Concrete topics very much depend on students! If you are interested in GPU you could get a more ambitious project. The group will be split into groups (2 up to 4 students). Each group will be asked to select a team leader and work together to finish the project. The topics will be hand out after we finish lectures – you are going to have plenty of time to comfortably complete it.

Student workload (ECTS credits balance)
Student activity form Student workload
Summary student workload 129 h
Module ECTS credits 5 ECTS
Participation in laboratory classes 22 h
Participation in project classes 8 h
Completion of a project 35 h
Preparation for classes 20 h
Realization of independently performed tasks 25 h
Examination or Final test 2 h
Contact hours 2 h
Participation in lectures 15 h
Additional information
Method of calculating the final grade:

The final grade will depend on your performance during the computer laboratories and the final project:
final_grade=0.5 * lab_grade + 0.5 * project_grade.
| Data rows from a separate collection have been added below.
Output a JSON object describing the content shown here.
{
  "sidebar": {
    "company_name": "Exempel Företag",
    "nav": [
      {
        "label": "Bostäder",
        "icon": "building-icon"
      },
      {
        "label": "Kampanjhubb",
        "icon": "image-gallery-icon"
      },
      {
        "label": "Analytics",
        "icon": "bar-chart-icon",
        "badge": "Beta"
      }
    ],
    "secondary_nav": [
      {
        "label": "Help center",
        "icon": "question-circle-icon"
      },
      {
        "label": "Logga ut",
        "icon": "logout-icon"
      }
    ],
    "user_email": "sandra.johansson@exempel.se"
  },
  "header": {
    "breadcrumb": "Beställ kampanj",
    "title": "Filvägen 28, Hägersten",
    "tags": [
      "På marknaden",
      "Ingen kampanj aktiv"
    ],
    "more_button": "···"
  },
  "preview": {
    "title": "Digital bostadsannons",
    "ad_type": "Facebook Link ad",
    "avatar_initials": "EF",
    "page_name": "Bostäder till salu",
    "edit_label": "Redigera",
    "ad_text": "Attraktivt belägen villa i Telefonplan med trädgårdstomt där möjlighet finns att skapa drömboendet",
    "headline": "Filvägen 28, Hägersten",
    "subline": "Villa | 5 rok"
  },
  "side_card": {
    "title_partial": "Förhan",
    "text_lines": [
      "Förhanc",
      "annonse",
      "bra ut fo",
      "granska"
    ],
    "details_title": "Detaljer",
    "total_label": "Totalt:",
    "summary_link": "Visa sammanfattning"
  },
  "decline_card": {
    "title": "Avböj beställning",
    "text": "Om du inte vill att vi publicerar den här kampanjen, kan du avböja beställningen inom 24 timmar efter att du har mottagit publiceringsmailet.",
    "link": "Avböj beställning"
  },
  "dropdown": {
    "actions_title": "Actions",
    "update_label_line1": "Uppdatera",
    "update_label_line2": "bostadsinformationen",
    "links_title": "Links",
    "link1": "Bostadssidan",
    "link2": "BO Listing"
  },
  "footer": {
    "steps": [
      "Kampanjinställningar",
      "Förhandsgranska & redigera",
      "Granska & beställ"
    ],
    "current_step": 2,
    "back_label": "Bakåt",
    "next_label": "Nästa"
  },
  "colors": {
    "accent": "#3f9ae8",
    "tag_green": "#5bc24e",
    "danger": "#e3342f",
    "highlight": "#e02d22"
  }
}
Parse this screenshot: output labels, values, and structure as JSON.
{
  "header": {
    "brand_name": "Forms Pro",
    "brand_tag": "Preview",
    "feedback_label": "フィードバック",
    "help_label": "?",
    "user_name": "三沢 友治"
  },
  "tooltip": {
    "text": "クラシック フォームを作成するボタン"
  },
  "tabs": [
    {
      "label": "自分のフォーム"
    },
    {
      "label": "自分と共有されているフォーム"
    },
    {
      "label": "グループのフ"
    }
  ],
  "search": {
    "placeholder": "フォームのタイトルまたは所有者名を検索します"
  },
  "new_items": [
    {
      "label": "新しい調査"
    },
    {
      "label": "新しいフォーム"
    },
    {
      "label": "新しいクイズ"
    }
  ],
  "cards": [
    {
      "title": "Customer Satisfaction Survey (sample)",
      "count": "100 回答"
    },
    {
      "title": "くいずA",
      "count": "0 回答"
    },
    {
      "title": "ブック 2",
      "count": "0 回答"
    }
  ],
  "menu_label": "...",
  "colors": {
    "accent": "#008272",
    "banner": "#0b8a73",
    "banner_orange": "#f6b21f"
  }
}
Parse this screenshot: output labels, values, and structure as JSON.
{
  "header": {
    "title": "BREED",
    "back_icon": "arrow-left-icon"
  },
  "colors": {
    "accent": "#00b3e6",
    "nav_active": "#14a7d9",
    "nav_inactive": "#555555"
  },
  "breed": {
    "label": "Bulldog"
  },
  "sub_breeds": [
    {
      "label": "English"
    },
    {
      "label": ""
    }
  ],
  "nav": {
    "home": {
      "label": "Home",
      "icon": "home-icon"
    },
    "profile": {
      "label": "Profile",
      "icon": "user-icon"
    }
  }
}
NOTE! You need to have both labs and project passed to get an overall passing grade!!!

Prerequisites and additional requirements:

Since this is the intro lecture there are minimal requirements regarding basic skills with using linux OS and programming in C language.

Recommended literature and teaching resources:

Depertamental Library (Physics and Applied Computer Science) is quite well stocked with books pertaining to parallel programming. We have the following, that can be used to study the problem:
1. "CUDA for Engineers: An Introduction to High-Performance Parallel Computing"
Duane Storti, Mete Yurtoglu
Addison Wesley, ISBN-13: 978-0134177410

2. "CUDA Programming: A Developer's Guide to Parallel Computing with GPUs (Applications of GPU Computing Series)"
Shane Cook
Morgan Kaufmann, ISBN-13: 978-0124159334

3. "Programming Massively Parallel Processors: A Hands-on Approach"
David B. Kirk, Wen-mei W. Hwu
Morgan Kaufmann; 2 edition (14 Dec. 2012), ISBN-13: 978-0124159921

Scientific publications of module course instructors related to the topic of the module:

1. The LHCb Collaboration, “Measurement of the track reconstruction efficiency at LHCb”, JINST 10 (2015) P02007
2. The LHCb VELO Group, “Performance of the LHCb Vertex Locator”, JINST 9 (2014) P09007
3. The LHCb VELO Group, “Radiation damage in the LHCb Vertex Locator”, JINST 8 (2013) P08002

Additional information:

The labs will be quite agressively paced – please attend them! This classes are compulsory and you are allowed to skip only one lab during the whole semester. Also, there will be very hard to catch up if you miss a class.